Page 186 - In Five Years
P. 186
I travel the twenty blocks south. She’s on the couch when I get there, not in
bed. She has a colorful bandana on her head and the TV is on, an old rerun of
Seinfeld. Comfort food.
I drop my bag down. I go to her. And then I’m crying. Big, hiccupping sobs.
“Shh,” she says. “It’s okay. Whatever it is, it’s okay.”
She’s wrong, of course. Nothing is okay. But it feels so good to be comforted
by her now. She runs her hands through my hair, rubs circles over my back. She
hushes and soothes and consoles in the way only she can.
I have held her so many times. After so many breakups and parental
disappointments, but here, now, I feel like I’ve had it backward. I thought I was
her protector. That she was flighty and irresponsible and frivolous. That it was
my job to protect her. That I was the strong one, counterbalancing her weakness,
her whimsy. But I was wrong. I wasn’t the strong one, she was. Because this is
what it feels like—to take a risk, to step out of line, to make decisions not based
on fact but on feeling. And it hurts. It feels like a tornado raging inside my soul.

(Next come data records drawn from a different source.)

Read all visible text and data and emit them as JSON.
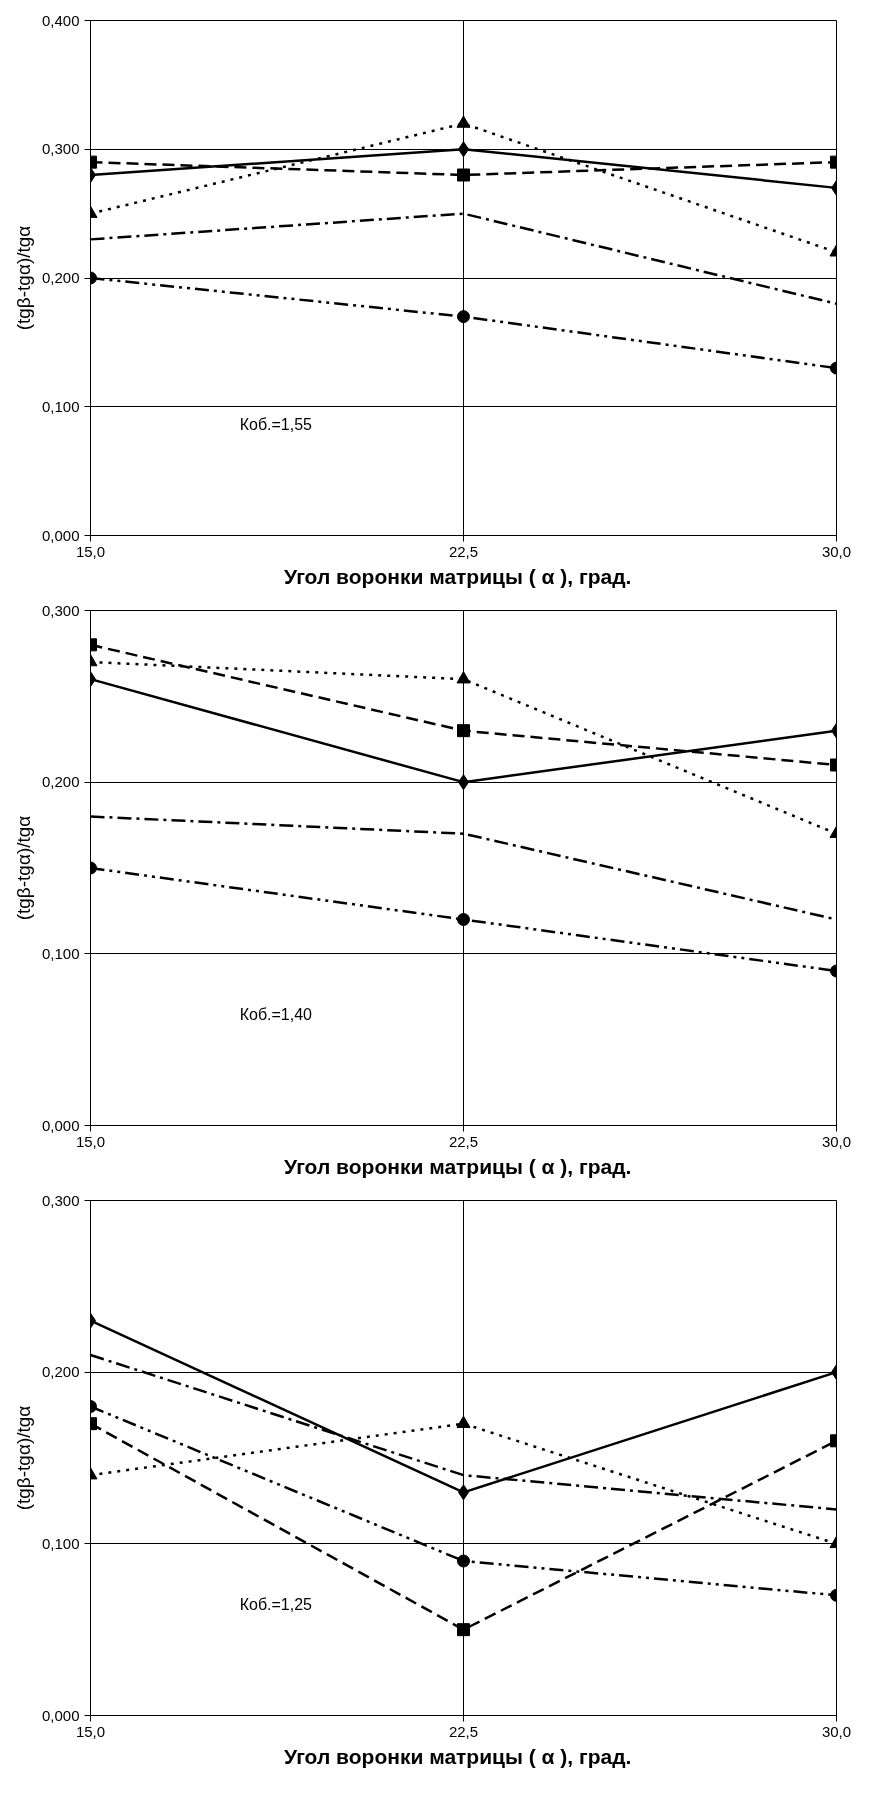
{
  "chart_data": [
    {
      "type": "line",
      "xlabel": "Угол воронки матрицы ( α ),   град.",
      "ylabel": "(tgβ-tgα)/tgα",
      "annotations": [
        "Коб.=1,55"
      ],
      "x": [
        15,
        22.5,
        30
      ],
      "xlim": [
        15,
        30
      ],
      "xticks": [
        {
          "value": 15,
          "label": "15,0"
        },
        {
          "value": 22.5,
          "label": "22,5"
        },
        {
          "value": 30,
          "label": "30,0"
        }
      ],
      "ylim": [
        0,
        0.4
      ],
      "yticks": [
        {
          "value": 0,
          "label": "0,000"
        },
        {
          "value": 0.1,
          "label": "0,100"
        },
        {
          "value": 0.2,
          "label": "0,200"
        },
        {
          "value": 0.3,
          "label": "0,300"
        },
        {
          "value": 0.4,
          "label": "0,400"
        }
      ],
      "grid": true,
      "series": [
        {
          "color": "#000000",
          "marker": "diamond",
          "line_style": "solid",
          "values": [
            0.28,
            0.3,
            0.27
          ]
        },
        {
          "color": "#000000",
          "marker": "square",
          "line_style": "dashed",
          "values": [
            0.29,
            0.28,
            0.29
          ]
        },
        {
          "color": "#000000",
          "marker": "triangle",
          "line_style": "dotted",
          "values": [
            0.25,
            0.32,
            0.22
          ]
        },
        {
          "color": "#000000",
          "marker": "none",
          "line_style": "dashdot",
          "values": [
            0.23,
            0.25,
            0.18
          ]
        },
        {
          "color": "#000000",
          "marker": "circle",
          "line_style": "dashdotdot",
          "values": [
            0.2,
            0.17,
            0.13
          ]
        }
      ]
    },
    {
      "type": "line",
      "xlabel": "Угол воронки матрицы ( α ),   град.",
      "ylabel": "(tgβ-tgα)/tgα",
      "annotations": [
        "Коб.=1,40"
      ],
      "x": [
        15,
        22.5,
        30
      ],
      "xlim": [
        15,
        30
      ],
      "xticks": [
        {
          "value": 15,
          "label": "15,0"
        },
        {
          "value": 22.5,
          "label": "22,5"
        },
        {
          "value": 30,
          "label": "30,0"
        }
      ],
      "ylim": [
        0,
        0.3
      ],
      "yticks": [
        {
          "value": 0,
          "label": "0,000"
        },
        {
          "value": 0.1,
          "label": "0,100"
        },
        {
          "value": 0.2,
          "label": "0,200"
        },
        {
          "value": 0.3,
          "label": "0,300"
        }
      ],
      "grid": true,
      "series": [
        {
          "color": "#000000",
          "marker": "diamond",
          "line_style": "solid",
          "values": [
            0.26,
            0.2,
            0.23
          ]
        },
        {
          "color": "#000000",
          "marker": "square",
          "line_style": "dashed",
          "values": [
            0.28,
            0.23,
            0.21
          ]
        },
        {
          "color": "#000000",
          "marker": "triangle",
          "line_style": "dotted",
          "values": [
            0.27,
            0.26,
            0.17
          ]
        },
        {
          "color": "#000000",
          "marker": "none",
          "line_style": "dashdot",
          "values": [
            0.18,
            0.17,
            0.12
          ]
        },
        {
          "color": "#000000",
          "marker": "circle",
          "line_style": "dashdotdot",
          "values": [
            0.15,
            0.12,
            0.09
          ]
        }
      ]
    },
    {
      "type": "line",
      "xlabel": "Угол воронки матрицы ( α ),   град.",
      "ylabel": "(tgβ-tgα)/tgα",
      "annotations": [
        "Коб.=1,25"
      ],
      "x": [
        15,
        22.5,
        30
      ],
      "xlim": [
        15,
        30
      ],
      "xticks": [
        {
          "value": 15,
          "label": "15,0"
        },
        {
          "value": 22.5,
          "label": "22,5"
        },
        {
          "value": 30,
          "label": "30,0"
        }
      ],
      "ylim": [
        0,
        0.3
      ],
      "yticks": [
        {
          "value": 0,
          "label": "0,000"
        },
        {
          "value": 0.1,
          "label": "0,100"
        },
        {
          "value": 0.2,
          "label": "0,200"
        },
        {
          "value": 0.3,
          "label": "0,300"
        }
      ],
      "grid": true,
      "series": [
        {
          "color": "#000000",
          "marker": "diamond",
          "line_style": "solid",
          "values": [
            0.23,
            0.13,
            0.2
          ]
        },
        {
          "color": "#000000",
          "marker": "square",
          "line_style": "dashed",
          "values": [
            0.17,
            0.05,
            0.16
          ]
        },
        {
          "color": "#000000",
          "marker": "triangle",
          "line_style": "dotted",
          "values": [
            0.14,
            0.17,
            0.1
          ]
        },
        {
          "color": "#000000",
          "marker": "none",
          "line_style": "dashdot",
          "values": [
            0.21,
            0.14,
            0.12
          ]
        },
        {
          "color": "#000000",
          "marker": "circle",
          "line_style": "dashdotdot",
          "values": [
            0.18,
            0.09,
            0.07
          ]
        }
      ]
    }
  ]
}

It feels like I may not survive it.
“You will,” she tells me. “You already have.”
And it’s not until she says it that I realize I’ve spoken the words out loud. We
stay like this, me in a ball in her lap, her curled over me, for what feels like
hours. We stay long enough to try and capture it, bottle it, and tuck it away. Save
enough of it to last, enough of it for a lifetime.
Love doesn’t require a future.
For a moment in time, we release what is coming.